To note the ineffectiveness of the Non-Proliferation Treaty and to move to a more proactive attitude is therefore in no way useless or dangerous, as the advocates of immobility, i.e. the Western warlords and those who are satisfied with their status as « protected » states, would have us believe. A ban treaty cannot be called unnecessary in any way. It will finally give nuclear weapons the legal status they deserve: that of weapons of mass destruction with catastrophic humanitarian consequences and which, as such, must be banned. 

States supporting the draft treaty rightly note that it will fill the legal gap between the prohibition and elimination of nuclear weapons. The 1972 Biological Weapons Convention and the 1993 Chemical Weapons Convention have done this by banning these weapons and ordering their total elimination, respectively. This project can even less be considered as dangerous, as our Minister of Foreign Affairs claims. 

Only those who believe in the relevance and effectiveness of nuclear deterrence can dare to make such statements. While there has certainly been no nuclear war, to conclude that this is the result of the policy of deterrence is questionable, to say the least. Indeed, on several occasions, we have narrowly escaped disaster. This was the case during the Cuban crisis in 1962, when tensions were at their highest between the United States and the USSR. In 1983, an exceptional event that had been hidden for a long time, because it was embarrassing for all the protagonists, made it possible to avoid the third world war. On the night of September 25–26, Stanislas Petrov, the commander of a Soviet air base, refused to obey orders to respond to an atomic alert constituted by the detection of American missiles pointed at the USSR. 

Clearly, nuclear deterrence offers no guarantee of perfect functioning. The fact that it is also based on a false premise is enough to invalidate it. How can one believe in the absolute rationality of the behavior of heads of state who hold the enormous power to initiate a nuclear conflict or to retaliate against what they interpret as an extremely serious threat? 

Who could claim today that Donald Trump or Kim Jong-Un are free of irrational impulses or overreactions? The truth is that we are all under constant threat from a policy that claims to protect us. 

No, nuclear deterrence does not protect anyone from apocalyptic risks; it imposes them on the entire planet, on the states that possess them as much as on others. As the French general Francis Lenne rightly explains in a book recently published online (see www.armesnucleairesstop.org), nuclear weapons are not weapons in the military sense of the term, they are not usable for self-defense but for self-immolation. They respond to a need to assert a simulacrum of power, to belong to the restricted group of those who want to play in the big league. 
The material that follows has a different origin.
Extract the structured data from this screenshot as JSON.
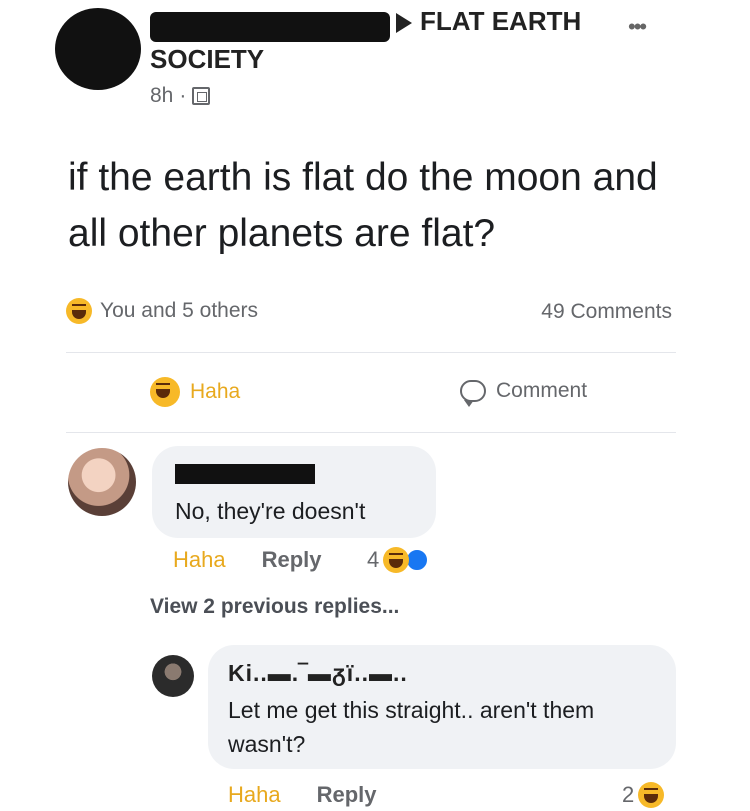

The challenge now is to force the debate among the nuclear weapon states and their allies. The recent French presidential elections clearly show that the political class, all tendencies included, does not want or does not dare this debate. The unanimous silence of the media is equally revealing of the state of mind of the self-proclaimed elites. The adoption of a ban treaty should change this. It is not won but all hopes are allowed. As the rhetoric of budgetary austerity and austerity invades the public arena, it is becoming increasingly clear that spending huge sums(1) to give the appearance of power will become more and more socially unacceptable. If, in addition, the inglorious status of delinquent in the eyes of the international community appears, we go from the unacceptable to the unbearable. 

Paul Lannoye, President of the Grappe 

Notes et références
  1. Le budget consacré par la France à sa force de frappe nucléaire est de 3,4 milliards d’euros. Il serait de 6 milliards d’euros en 2025.